From Publishers Weekly
Suspected killer Theodore Macklin, who's afraid of heights, takes a swan dive off a bridge in Rhode Island. Gail Weider, an angst-ridden New Yorker who fears the open road, drives her Chevy wagon at high speed to her death. What do these two disparate souls have in common? They both had consulted Maggie Lyons, a cute-as-a-button Manhattan psychiatrist who runs a phobia clinic. Maggie becomes the target of a state probe when her patients croak by the very demons that had brought them to her for therapy. But only Sam Bannister, a divorced bounty-hunting gumshoe, suspects Maggie isn't responsible. He also has the sense to see that the ambitious "lady shrink" is in danger from one of the tedious nut cases that crowd Kelman's ( The House on the Hill ) seventh mystery.

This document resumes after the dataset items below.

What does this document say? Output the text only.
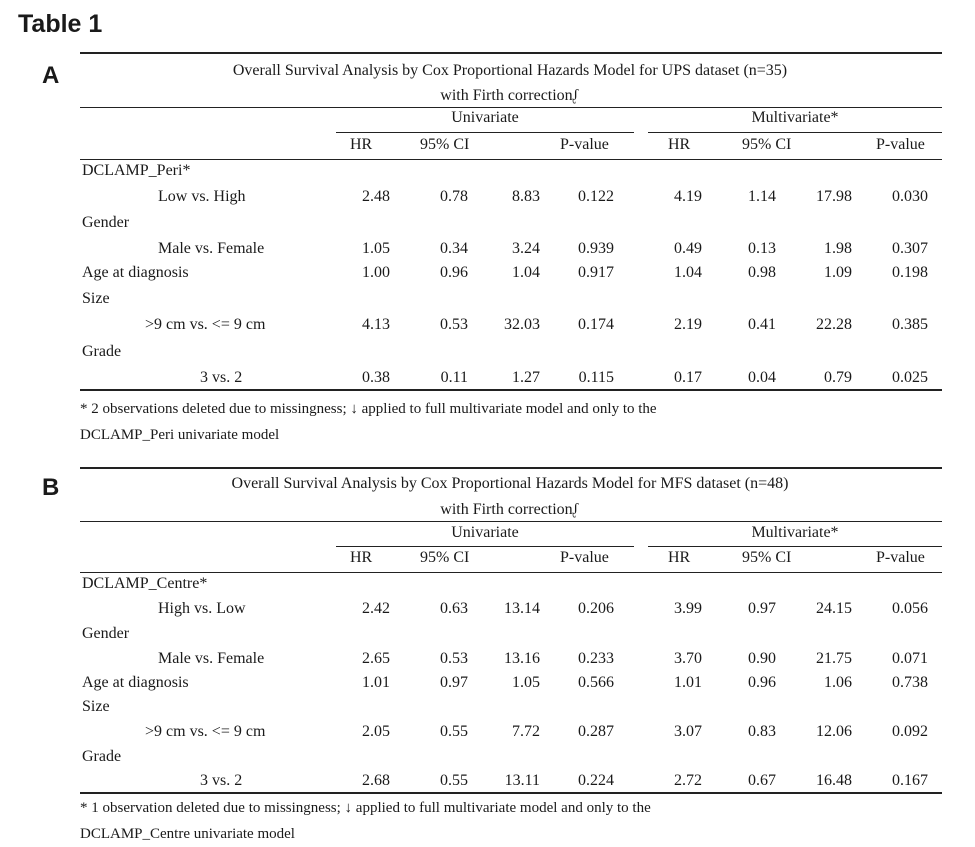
Table 1
A	Overall Survival Analysis by Cox Proportional Hazards Model for UPS dataset (n=35)
with Firth correctionᶘ
Univariate	Multivariate*
HR	95% CI	P-value	HR	95% CI	P-value
DCLAMP_Peri*
Low vs. High	2.48	0.78	8.83	0.122	4.19	1.14	17.98	0.030
Gender
Male vs. Female	1.05	0.34	3.24	0.939	0.49	0.13	1.98	0.307
Age at diagnosis	1.00	0.96	1.04	0.917	1.04	0.98	1.09	0.198
Size
>9 cm vs. <= 9 cm	4.13	0.53	32.03	0.174	2.19	0.41	22.28	0.385
Grade
3 vs. 2	0.38	0.11	1.27	0.115	0.17	0.04	0.79	0.025
* 2 observations deleted due to missingness; ↓ applied to full multivariate model and only to the
DCLAMP_Peri univariate model
B	Overall Survival Analysis by Cox Proportional Hazards Model for MFS dataset (n=48)
with Firth correctionᶘ
Univariate	Multivariate*
HR	95% CI	P-value	HR	95% CI	P-value
DCLAMP_Centre*
High vs. Low	2.42	0.63	13.14	0.206	3.99	0.97	24.15	0.056
Gender
Male vs. Female	2.65	0.53	13.16	0.233	3.70	0.90	21.75	0.071
Age at diagnosis	1.01	0.97	1.05	0.566	1.01	0.96	1.06	0.738
Size
>9 cm vs. <= 9 cm	2.05	0.55	7.72	0.287	3.07	0.83	12.06	0.092
Grade
3 vs. 2	2.68	0.55	13.11	0.224	2.72	0.67	16.48	0.167
* 1 observation deleted due to missingness; ↓ applied to full multivariate model and only to the
DCLAMP_Centre univariate model
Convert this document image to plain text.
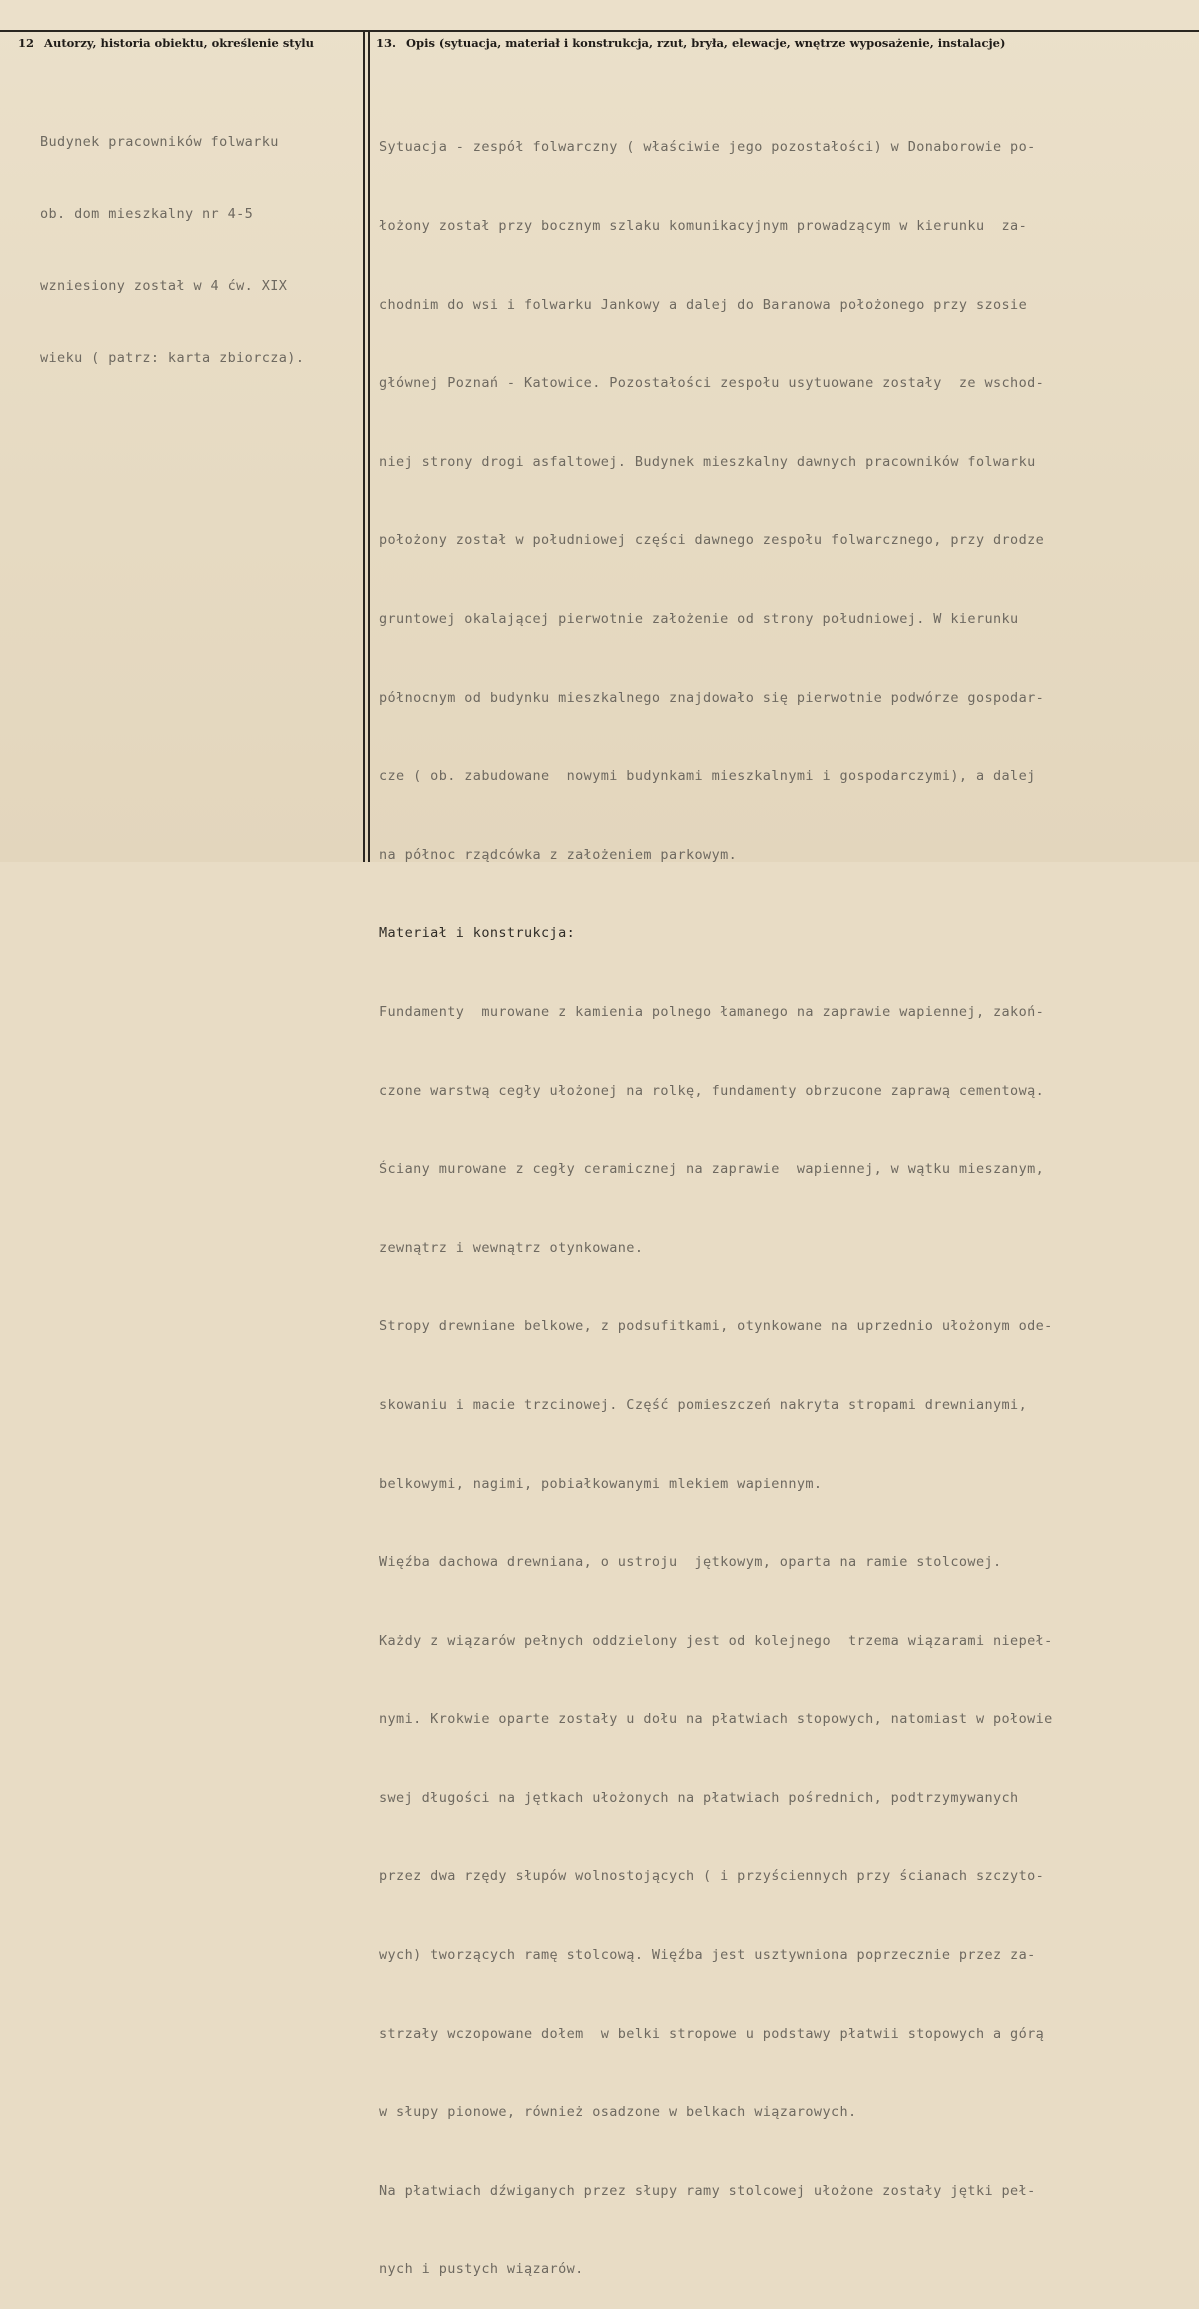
12 Autorzy, historia obiektu, określenie stylu	13. Opis (sytuacja, materiał i konstrukcja, rzut, bryła, elewacje, wnętrze wyposażenie, instalacje)

Budynek pracowników folwarku

ob. dom mieszkalny nr 4-5

wzniesiony został w 4 ćw. XIX

wieku ( patrz: karta zbiorcza).

Sytuacja - zespół folwarczny ( właściwie jego pozostałości) w Donaborowie po-

łożony został przy bocznym szlaku komunikacyjnym prowadzącym w kierunku  za-

chodnim do wsi i folwarku Jankowy a dalej do Baranowa położonego przy szosie

głównej Poznań - Katowice. Pozostałości zespołu usytuowane zostały  ze wschod-

niej strony drogi asfaltowej. Budynek mieszkalny dawnych pracowników folwarku

położony został w południowej części dawnego zespołu folwarcznego, przy drodze

gruntowej okalającej pierwotnie założenie od strony południowej. W kierunku

północnym od budynku mieszkalnego znajdowało się pierwotnie podwórze gospodar-

cze ( ob. zabudowane  nowymi budynkami mieszkalnymi i gospodarczymi), a dalej

na północ rządcówka z założeniem parkowym.

Materiał i konstrukcja:

Fundamenty  murowane z kamienia polnego łamanego na zaprawie wapiennej, zakoń-

czone warstwą cegły ułożonej na rolkę, fundamenty obrzucone zaprawą cementową.

Ściany murowane z cegły ceramicznej na zaprawie  wapiennej, w wątku mieszanym,

zewnątrz i wewnątrz otynkowane.

Stropy drewniane belkowe, z podsufitkami, otynkowane na uprzednio ułożonym ode-

skowaniu i macie trzcinowej. Część pomieszczeń nakryta stropami drewnianymi,

belkowymi, nagimi, pobiałkowanymi mlekiem wapiennym.

Więźba dachowa drewniana, o ustroju  jętkowym, oparta na ramie stolcowej.

Każdy z wiązarów pełnych oddzielony jest od kolejnego  trzema wiązarami niepeł-

nymi. Krokwie oparte zostały u dołu na płatwiach stopowych, natomiast w połowie

swej długości na jętkach ułożonych na płatwiach pośrednich, podtrzymywanych

przez dwa rzędy słupów wolnostojących ( i przyściennych przy ścianach szczyto-

wych) tworzących ramę stolcową. Więźba jest usztywniona poprzecznie przez za-

strzały wczopowane dołem  w belki stropowe u podstawy płatwii stopowych a górą

w słupy pionowe, również osadzone w belkach wiązarowych.

Na płatwiach dźwiganych przez słupy ramy stolcowej ułożone zostały jętki peł-

nych i pustych wiązarów.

The most interesting neurotic is Maggie's guilt-inducing mother, Francine. But Kelman is too busy reheating psychological cliches to explore character with any depth. At novel's end, Maggie subdues her would-be murderer and says to Sam, "He hated me for curing his phobia. He blamed me for his mother's death. It's so crazy." "Good diagnosis," Sam agrees. It isn't.
Copyright 1993 Reed Business Information, Inc.
Product Description
Fear made their hearts race, palms sweat, breaths come in panicked gasps. Dr. Maggie Lyon's phobia patients sat in their therapy group, imprisoned by their own secret terrors, depending on her to set them free . . . "The bridge was just a few steps away, and Macklin felt himself running toward it, no longer afraid--even when he climbed up on the railing, even when his scream echoed as he tumbled all the long way down. The speedometer climbed toward 100, and the driver squealed in delight. She never be teased about being "The Snail" agian as she raced down the highway toward the sharp curve and a fiery dive to death. Dr. Maggie Lyons felt a chill when she heard about the suicide and the accident. Two of her patients were dead, and the authorities believed she was to blame. Unless someone had murdered them. Detective Sam Bannister thought so, and now Maggie felt the growing threat of someone in the darkness . . . someone who knew her weakness . . . someone waiting to unleash the dear that kills.